The take away is that this model is a smaller model that competes with Haiku, I would hope they come out with a "Sonnet" competing model, then Opus. I have been wondering why Microsoft is kind of "sleeping" on offering models they themselves have made on Copilot, maybe it was part of their deal with OpenAI? Not sure.
Yes, it's a "smaller" (137B) model that competes with Haiku, but it's basically the performance of Qwen3.6-35B-A3B which is 75% smaller and 98% smaller in terms of active parameters (since it's a mixture of experts model). Microsoft should be comparing its model to good smaller models, not Haiku 4.5.
Qwen-3.6-27b is closer to Claude Opus 4.7 than it is to Haiku 4.5 in a lot of benchmarks - and it's way smaller than Microsoft's new model.
Sure, it competes with Haiku, but it shows how far Microsoft is behind lots of other small models that are available.
> 98% smaller in terms of active parameters (since it's a mixture of experts model).
I don’t think that’s right, this flash model is 5B active params. Qwen3.6-35B-A3B is 3B so 40% smaller.
I understand what you’re saying, but I am generally very careful when comparing models and their benchmarks; benchmarks often don’t really match “real world” quality.
The technical report https://microsoft.ai/wp-content/uploads/2026/06/main_2026060... has a lot of detail about decontaminating their training data and developing new in-house benchmarks to ensure reliable evaluation. If other models were just overfit to public benchmarks while Microsoft produced something that generalizes better to unseen data, they could've used those in-house benchmarks to argue that point.

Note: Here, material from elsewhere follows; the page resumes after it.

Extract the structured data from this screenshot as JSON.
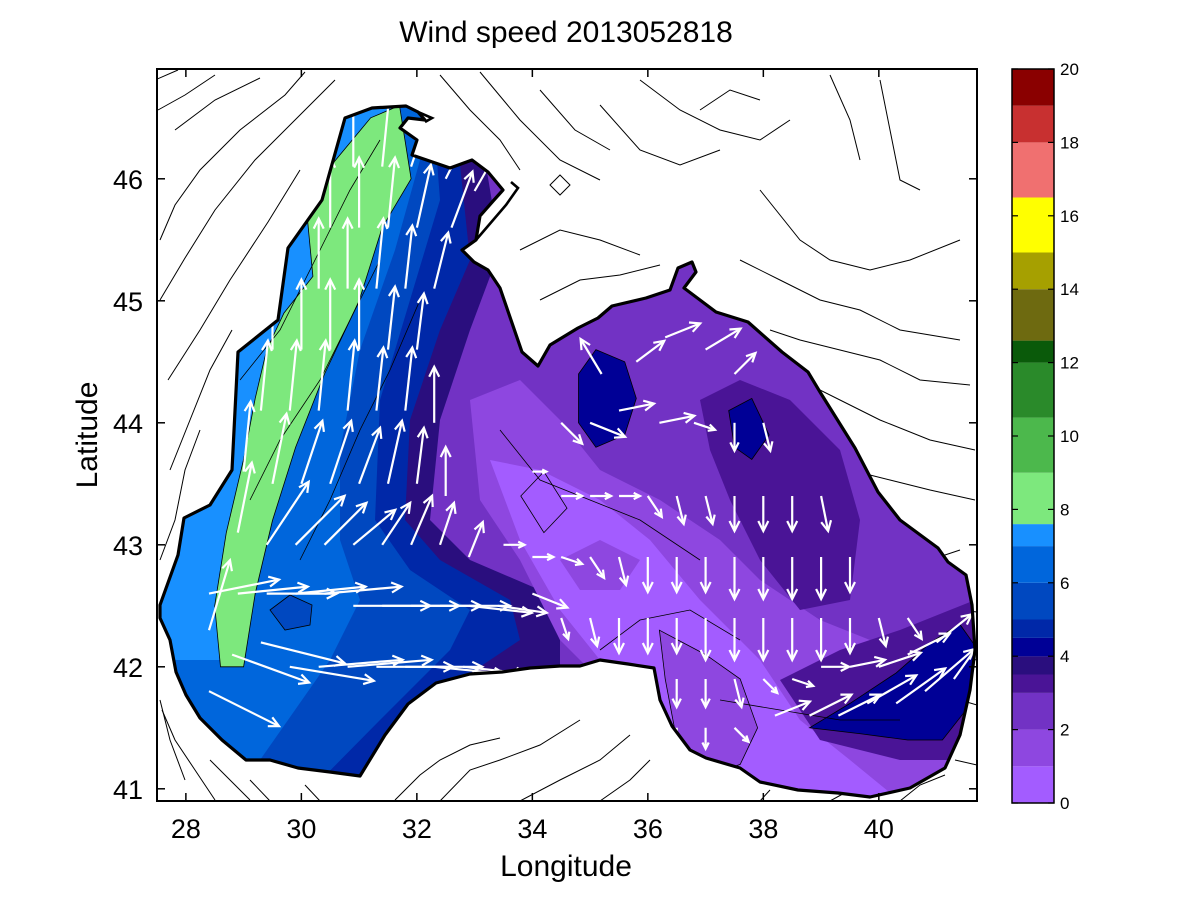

Instead, they only do cherry-picked comparisons against Anthropic's small models, and not the full spectrum of competitors.
Without evidence to the contrary, I'll interpret this as just what happens when you're late to the party and insist on doing everything from scratch.
Maybe coaxing reasoning behavior out of their base model without kickstarting it by distilling from existing models provided them with valuable experience that will help improve their future models, or maybe it was an unnecessary waste of time.
If their model was trained purely on properly licensed data, the reduced legal liability could be a selling point
[dead]
They did release, MAI-Thinking-1 to compete with Sonnet. Totally not sure why that isn't at the top here.
Can't yet use MAI-Thinking-1? [0] And no indication of it being made available in GitHub Copilot, either.
[0] Not even here: https://playground.microsoft.ai/
Good question, and I missed that entirely!
Compete? It is behind Kimi K2.6, which is in turn away behind Sonnet.